By highlighting the upper tail of the probability distribution, we get a visual depiction of the value of the option, and the probabilities that it will pay off. In effect, we've "bought the right to the upside" above $8. The area under that curve is the visual representation of the value of the option.
Now, if we could buy that right for $0.25, it'd be a risky bet, with only a 28% (11%+8%+6%+3%) chance of paying off, but it would also be a positive expected value, with an expected payoff more than double what we'd paid for the bet ($0.556 / $0.25 = 2.2 times). ... And that is exactly how we'll be looking at the option investing universe going forward!
We will evaluate option investment opportunities, however probable or improbable, based upon their expected payoff relative to our estimate of the expected payoff. Remember, the difference between investing and speculation or gambling is a positive expected value. However, we'll remain very cognizant of the chance of a payoff. (How to manage the size of our investment depending on the chance of a payoff is a different question for another article.)
Bringing this back to the real world of stocks and options, if we examine a probability distribution for a stock price over, let's say, a three-year horizon, and depict a call payoff on that diagram, it would look something like the graphic below:
The stock can trade at any price down to the penny, so the distribution will look very smooth relative to our dice example. The probability distribution for a particular stock typically centers around the current stock price and trails off in both directions. Also, any stock has a chance of bankruptcy, so there is a little jump in the probability near zero, but the price can't go below zero, so the distribution stops there.
By coloring a part of the distribution, we can see that we're "buying the upside" from the strike price by buying a call. We can also see how the option is valued (roughly) by eyeballing the center of gravity for the call area, and we can estimate the likelihood of a payoff by comparing the area under our call option with the area of the total distribution.

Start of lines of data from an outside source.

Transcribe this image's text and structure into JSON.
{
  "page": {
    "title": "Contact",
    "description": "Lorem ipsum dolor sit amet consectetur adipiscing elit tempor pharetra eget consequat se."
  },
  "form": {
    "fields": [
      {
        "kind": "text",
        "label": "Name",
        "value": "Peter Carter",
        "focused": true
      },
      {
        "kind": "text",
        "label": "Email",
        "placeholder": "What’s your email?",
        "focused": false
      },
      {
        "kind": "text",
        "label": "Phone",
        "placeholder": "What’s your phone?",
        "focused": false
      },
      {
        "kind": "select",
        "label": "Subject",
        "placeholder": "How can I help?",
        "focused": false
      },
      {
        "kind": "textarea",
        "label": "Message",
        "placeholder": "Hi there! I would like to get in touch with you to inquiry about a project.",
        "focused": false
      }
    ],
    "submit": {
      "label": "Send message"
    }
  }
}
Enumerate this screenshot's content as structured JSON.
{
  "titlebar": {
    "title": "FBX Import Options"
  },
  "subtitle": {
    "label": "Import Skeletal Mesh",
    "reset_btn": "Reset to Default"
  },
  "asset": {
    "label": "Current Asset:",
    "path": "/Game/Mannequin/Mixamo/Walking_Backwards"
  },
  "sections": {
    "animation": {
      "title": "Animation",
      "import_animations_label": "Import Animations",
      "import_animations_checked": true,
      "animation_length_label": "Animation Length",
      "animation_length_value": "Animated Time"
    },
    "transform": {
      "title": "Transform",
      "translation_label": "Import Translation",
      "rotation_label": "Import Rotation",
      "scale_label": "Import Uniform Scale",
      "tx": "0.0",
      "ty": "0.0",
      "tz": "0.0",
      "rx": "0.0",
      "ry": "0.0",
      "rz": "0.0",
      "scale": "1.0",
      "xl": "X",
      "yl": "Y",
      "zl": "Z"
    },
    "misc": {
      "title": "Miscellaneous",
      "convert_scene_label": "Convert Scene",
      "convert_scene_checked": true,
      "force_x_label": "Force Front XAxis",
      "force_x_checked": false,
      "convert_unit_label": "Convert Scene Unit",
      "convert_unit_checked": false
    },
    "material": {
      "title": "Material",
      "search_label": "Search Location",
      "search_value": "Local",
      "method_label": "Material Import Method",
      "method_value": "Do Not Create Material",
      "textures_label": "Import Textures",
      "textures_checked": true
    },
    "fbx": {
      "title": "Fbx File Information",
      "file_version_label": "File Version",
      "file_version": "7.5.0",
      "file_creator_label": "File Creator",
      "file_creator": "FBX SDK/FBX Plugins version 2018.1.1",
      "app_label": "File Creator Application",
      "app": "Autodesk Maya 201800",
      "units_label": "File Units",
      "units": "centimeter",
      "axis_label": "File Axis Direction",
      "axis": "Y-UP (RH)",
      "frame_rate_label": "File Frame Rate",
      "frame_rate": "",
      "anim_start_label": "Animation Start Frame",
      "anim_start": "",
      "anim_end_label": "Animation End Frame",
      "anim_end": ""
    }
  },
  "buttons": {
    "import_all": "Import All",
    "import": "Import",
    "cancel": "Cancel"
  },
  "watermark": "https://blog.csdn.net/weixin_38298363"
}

In the image above, the payoff diagram is included for reference, showing how buying a call has a negative return unless the stock finishes far enough in the money to offset the price of the call. As you can see, the shaded area in the probability distribution is a much richer representation of the option than the payoff diagram, communicating option value and the relative probability of a range of different payoffs. Also, we'll be using shading to depict the slope of the line of the payoff diagram.
In later articles, we'll expand this methodology for envisioning option opportunities on the probability distribution, but the real beauty of depicting option investments this way is that all of that weird option-strategy lingo--such as "straddle," "vertical spread," and "iron condor"--can be shown as slices of the probability distribution. I'll do my best to stay away from option jargon and keep us anchored on the probability distribution by discussing how to buy or sell a bullish or bearish position by buying or selling a given piece of the probability distribution, and including a graphic for reference.
I realize this is a lot to digest. For option neophytes, the concepts may be overwhelming, and for seasoned option investors, the concepts are just different enough to be slightly confusing. Just remember, you are looking to buy or sell pieces of a probability distribution, and you are looking for pieces of the probability distribution that the option market thinks are more or less likely to occur than you do, based on your fundamental research.